Mom guilt and how to manage
Let’s be honest here… If you’re a mom there’s no doubt you’ve experienced guilt related to your role as a mother at some point. With the insurmountable expectations and demands put on mothers its almost inherent that we feel guilt for not being able to do it all. Perhaps it’s because you’ve done something “wrong” or committed a parenting blunder you aren’t proud of. And while guilt is a common feeling during motherhood, it can build up and lead to that “not good enough” feeling that we all so desperately want to avoid.
It's important to differentiate between shame and guilt. Guilt is often a feeling that comes up in response to doing something “wrong” while shame tends to be a more internalized feeling of being bad, wrong, worthless, a failure, etc. Guilt can often provide us with a useful learning experience when we ask ourselves if we are feeling guilty because we acted in a way that is misaligned with our values. Then we can consider what we might do to re-engage with that value. For example, …

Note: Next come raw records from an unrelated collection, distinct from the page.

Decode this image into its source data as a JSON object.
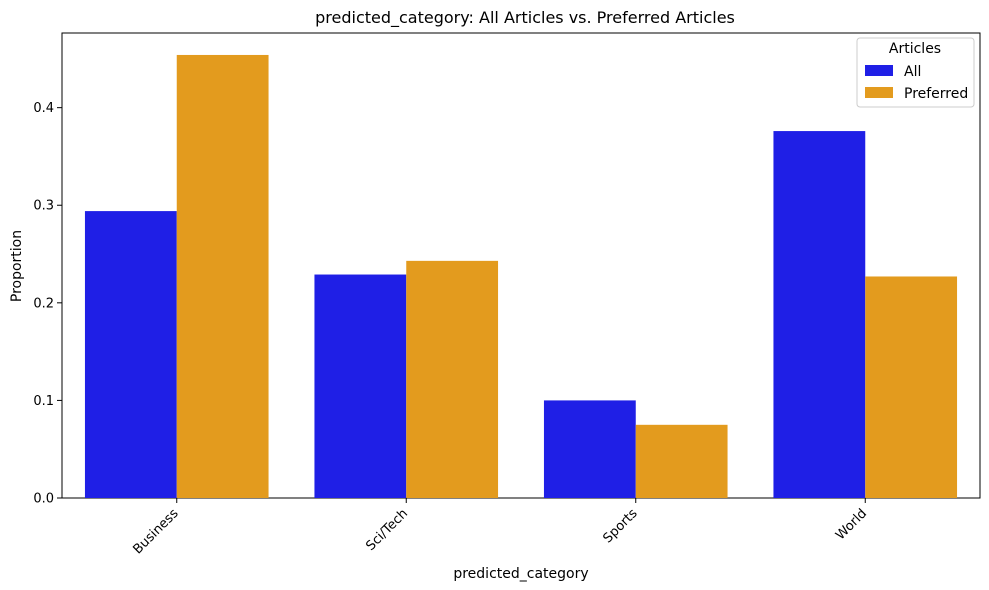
{
  "chart_data": {
    "type": "bar",
    "title": "predicted_category: All Articles vs. Preferred Articles",
    "xlabel": "predicted_category",
    "ylabel": "Proportion",
    "categories": [
      "Business",
      "Sci/Tech",
      "Sports",
      "World"
    ],
    "series": [
      {
        "name": "All",
        "color": "#1f1fe6",
        "values": [
          0.294,
          0.229,
          0.1,
          0.376
        ]
      },
      {
        "name": "Preferred",
        "color": "#e39b1e",
        "values": [
          0.454,
          0.243,
          0.075,
          0.227
        ]
      }
    ],
    "ylim": [
      0,
      0.4765
    ],
    "yticks": [
      0.0,
      0.1,
      0.2,
      0.3,
      0.4
    ],
    "ytick_labels": [
      "0.0",
      "0.1",
      "0.2",
      "0.3",
      "0.4"
    ],
    "legend": {
      "title": "Articles",
      "placement": "top-right"
    },
    "grid": false
  }
}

Shame can cause us to spiral into a myriad of other painful emotions if we aren’t careful to notice it and address it. Here are a few tips to start dismantling some of the beliefs or feelings contributing to shame and guilt.
Identify the expectations you’ve set out for yourself and try to decipher how realistic these expectations are.
Write down or verbalize how you might respond to someone you care for who was struggling with all the expectations that she feels responsible for.
Try imparting some of these same words towards yourself and notice where you get stuck and perhaps why.
Return to your list of expectations and identify any in which additional support would help you. Also take inventory of how your expectations do (and don’t) align with your personal values.
Practice affirmations that reinforce that you are not alone with these struggles. And most importantly, you are enough.